We present an algorithm for the efficient sampling of conditional paths of stochastic differential equations (SDEs). While unconditional path sampling of SDEs is straightforward, albeit expensive for high dimensional systems of SDEs, conditional path sampling can be difficult even for low dimensional systems. This is because we need to produce sample paths of the SDE which respect both the dynamics of the SDE and the initial and endpoint conditions. The dynamics of a SDE are governed by the deterministic term (drift) and the stochastic term (noise). Instead of producing conditional paths directly from the original SDE, one can consider a sequence of SDEs with modified drifts. The modified drifts should be chosen so that it is easier to produce sample paths which satisfy the initial and endpoint conditions.
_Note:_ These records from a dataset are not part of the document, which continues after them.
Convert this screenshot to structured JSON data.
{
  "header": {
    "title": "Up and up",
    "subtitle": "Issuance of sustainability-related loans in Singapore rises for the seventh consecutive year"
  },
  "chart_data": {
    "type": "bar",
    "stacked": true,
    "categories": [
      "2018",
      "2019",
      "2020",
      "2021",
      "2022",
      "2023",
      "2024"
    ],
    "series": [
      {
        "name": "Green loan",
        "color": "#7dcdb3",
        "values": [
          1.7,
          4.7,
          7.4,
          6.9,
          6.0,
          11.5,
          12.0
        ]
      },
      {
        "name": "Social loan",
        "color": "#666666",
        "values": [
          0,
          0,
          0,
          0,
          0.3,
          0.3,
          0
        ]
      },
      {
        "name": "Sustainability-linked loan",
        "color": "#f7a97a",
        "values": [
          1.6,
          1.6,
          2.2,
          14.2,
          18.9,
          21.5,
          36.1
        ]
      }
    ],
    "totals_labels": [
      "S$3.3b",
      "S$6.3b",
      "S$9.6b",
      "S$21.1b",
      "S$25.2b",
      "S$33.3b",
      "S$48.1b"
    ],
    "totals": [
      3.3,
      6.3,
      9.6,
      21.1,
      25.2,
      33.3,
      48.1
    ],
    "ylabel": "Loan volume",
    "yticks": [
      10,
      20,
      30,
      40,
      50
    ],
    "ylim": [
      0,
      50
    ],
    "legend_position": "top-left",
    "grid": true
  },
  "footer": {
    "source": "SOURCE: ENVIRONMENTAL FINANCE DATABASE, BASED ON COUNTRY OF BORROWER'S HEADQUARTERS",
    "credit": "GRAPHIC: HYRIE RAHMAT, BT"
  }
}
Also, the sequence of modified drifts converges to the drift of the original SDE. We construct a simple Markov Chain Monte Carlo (MCMC) algorithm which samples, in sequence, conditional paths from the modified SDEs, by taking the last sampled path at each level of the sequence as an initial condition for the sampling at the next level in the sequence. The algorithm can be thought of as a stochastic analog of deterministic homotopy methods for solving nonlinear algebraic equations or as a SDE generalization of simulated annealing. The algorithm is particularly suited for filtering/smoothing applications. We show how it can be used to improve the performance of particle filters. Numerical results for filtering of a stochastic differential equation are included.